I take pride in the fact that I am amongst the generation which welcomed computers into Indian homes. Honestly, this also gave us a chance to be witness to changing data storage devices. My friend from childhood across the road had a Sinclair machine with a tape drive. We actually had to insert game on magnetic tapes to play. The somewhere in 1994, my brother got home a 5 1/4” floppy from his computer class which was like a prized possession. A year later we had a 286 at home and 3 1/2” floppies made their debut and I can say we lasted on 1.44MB data limitation till 2004. Sure the CDR and CDRW had arrived but USB pen drive was like a paradigm shift in portable data.

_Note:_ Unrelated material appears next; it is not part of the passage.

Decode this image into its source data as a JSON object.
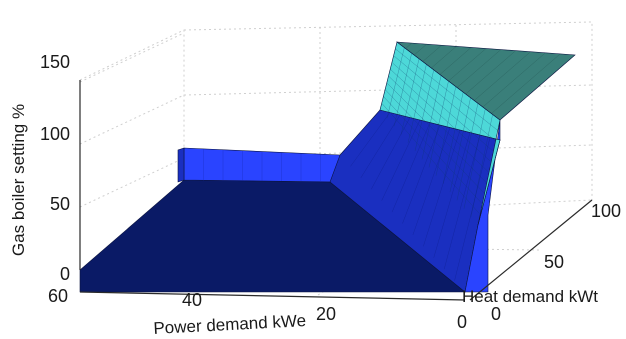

While in MBA, the minnows had 128 or 256MB pen drives and at that time, the Data Lord was my roomie with a 500GB HDD in 2006-07. But most of these Data Lords I have seen,  have a disorder of a compulsive type- they cannot survive without downloading; mostly movies. For them, pride runs in the fact that I have an unlimited high speed internet and movies and music spread across 3 to 4 external drives of terabyte capacities. What is a disaster though is most of these guys have no idea of what all they have and where. Worse is they have not even seen half of the stuff they have downloaded (my roomie was an exception here)- a colossal waste in my view of time and space resource.

One thing I have realized is that a lot of data space was lost in duplication of content. With me, the same movies existed in three different folders- Downloads, English and New Movies and as a backup also on some DVD which I had now completely lost track of. The same was also true for music; same songs under genres, artists and parts of folders that were exchanged between friends and family. My mission to clear out duplication resulted in deletion of unwanted archaic data as well as leaving me with load of space.

So bottom line- how much is enough? I really don’t know. But what I am sure of is that there is no use filling up terabyte space with movies, music and other stuff unless you go back to it time and again. Coz honestly most of it is not so rare and so unique that you will not find it again someday.